Tangsel, Kota Seribu Pak Ogah

Sabtu, 05 September 2020 - 08:03 WIB
loading...
A A A
"Kalau dulu orang markir pada mabuk, jadi diri di tengah buat gaya-gayaan doang. Buat yang masih begitu, ya masing-masing saja. Tetapi kalau di sini mah mabok sambil markir diomelin sama senior. Karena bahaya, bisa jadi korban tabrak lari," sambung Nasrul. (Baca juga: Pengusaha Wisata Bandung Tolak Rencana Bandara Husein Jadi Domestik)

Tidak jarang Narsul dan teman-temannya juga terlibat keributan dengan anggota ormas yang sering berlalu lalang. Risiko di jalan sangat besar. Sebagai pekerja informal, pak ogah memang sering kali dianaktirikan.

"Saya berharap, pak ogah juga dapat subsidi dari pemerintah. Apalagi di masa Covid-19 kayak gini. Pak ogah juga banyak yang kena dampaknya. Tetapi, kerjaan kita juga jangan direcokin dong. Jangan kita dianggap membantu tapi digaruk juga," jelas Nasrul.
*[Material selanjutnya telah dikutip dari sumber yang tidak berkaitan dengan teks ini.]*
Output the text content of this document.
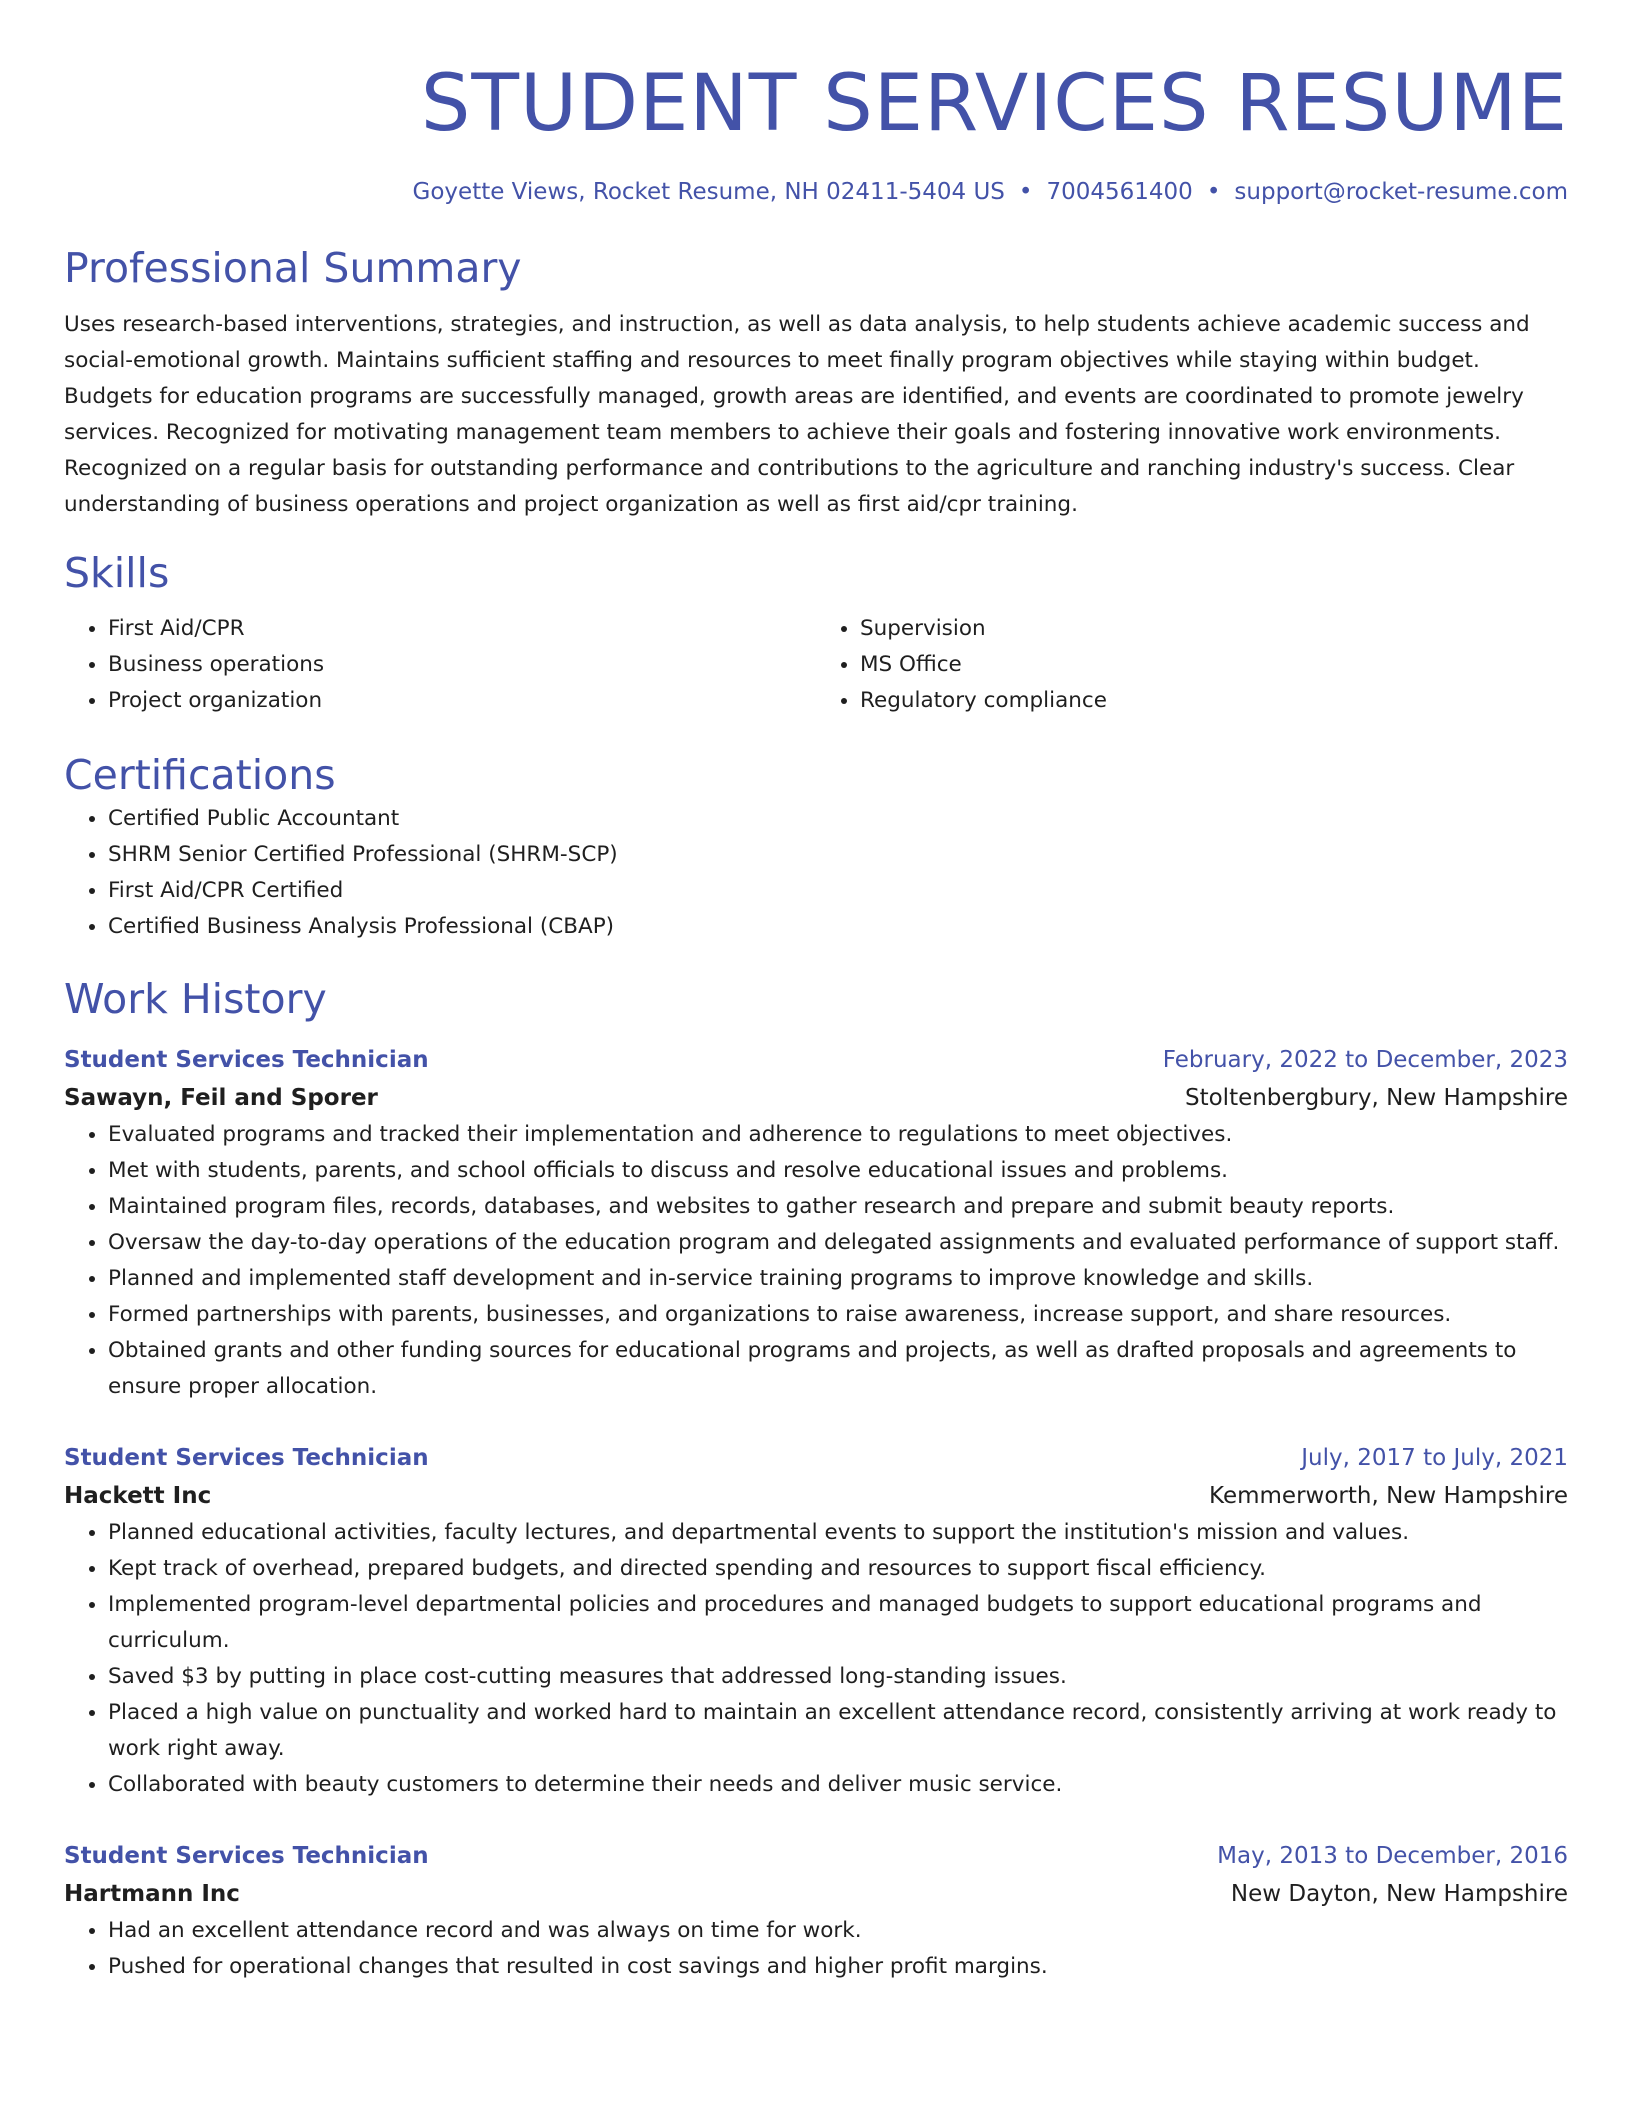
STUDENT SERVICES RESUME
Goyette Views, Rocket Resume, NH 02411-5404 US • 7004561400 • support@rocket-resume.com
Professional Summary

Uses research-based interventions, strategies, and instruction, as well as data analysis, to help students achieve academic success and social-emotional growth. Maintains sufficient staffing and resources to meet finally program objectives while staying within budget. Budgets for education programs are successfully managed, growth areas are identified, and events are coordinated to promote jewelry services. Recognized for motivating management team members to achieve their goals and fostering innovative work environments. Recognized on a regular basis for outstanding performance and contributions to the agriculture and ranching industry's success. Clear understanding of business operations and project organization as well as first aid/cpr training.

Skills
• First Aid/CPR
• Business operations
• Project organization
• Supervision
• MS Office
• Regulatory compliance
Certifications
• Certified Public Accountant
• SHRM Senior Certified Professional (SHRM-SCP)
• First Aid/CPR Certified
• Certified Business Analysis Professional (CBAP)
Work History
Student Services Technician	February, 2022 to December, 2023
Sawayn, Feil and Sporer	Stoltenbergbury, New Hampshire
• Evaluated programs and tracked their implementation and adherence to regulations to meet objectives.
• Met with students, parents, and school officials to discuss and resolve educational issues and problems.
• Maintained program files, records, databases, and websites to gather research and prepare and submit beauty reports.
• Oversaw the day-to-day operations of the education program and delegated assignments and evaluated performance of support staff.
• Planned and implemented staff development and in-service training programs to improve knowledge and skills.
• Formed partnerships with parents, businesses, and organizations to raise awareness, increase support, and share resources.
• Obtained grants and other funding sources for educational programs and projects, as well as drafted proposals and agreements to ensure proper allocation.
Student Services Technician	July, 2017 to July, 2021
Hackett Inc	Kemmerworth, New Hampshire
• Planned educational activities, faculty lectures, and departmental events to support the institution's mission and values.
• Kept track of overhead, prepared budgets, and directed spending and resources to support fiscal efficiency.
• Implemented program-level departmental policies and procedures and managed budgets to support educational programs and curriculum.
• Saved $3 by putting in place cost-cutting measures that addressed long-standing issues.
• Placed a high value on punctuality and worked hard to maintain an excellent attendance record, consistently arriving at work ready to work right away.
• Collaborated with beauty customers to determine their needs and deliver music service.
Student Services Technician	May, 2013 to December, 2016
Hartmann Inc	New Dayton, New Hampshire
• Had an excellent attendance record and was always on time for work.
• Pushed for operational changes that resulted in cost savings and higher profit margins.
Menurutnya, pak ogah merupakan jalan hidup di tengah himpitan ekonomi. Selama belum ada pekerjaan yang layak, Nasrul dan ratusan pak ogah lainnya akan tetap berada di jalan.

"Yang buat kita eksis, pertama perut. Terus kalau gak ada orang di tengah jalan, pasti bakal chaos, kecelakaan. Tambah lagi rambu lalu lintas juga gak ada. Bisa sih gak ada pak ogah. Taro ada lampu merah. Musuh kita kan cuma satu, lampu merah," sambungnya.

Hal senada diungkapkan Jabrid. Dia memilih bekerja sebagai pak ogah sembari ngojek. Menurutnya, ini pekerjaan yang cocok baginya karena penghasilannya bisa harian.

"Boro-boro buat mabuk, buat sekolah saja sudah puyeng. Itu buat keluarga. Kalau gaji kerja bulanan cuma Rp1,5 juta, mana cukup? Bocah sekarang, kalau gak dikasih ongkos, gak mau berangkat sekolah. Yang penting anak-anak sekolah, jangan kayak bapaknya kalau sudah gede. Itu saja saya mah," jelasnya.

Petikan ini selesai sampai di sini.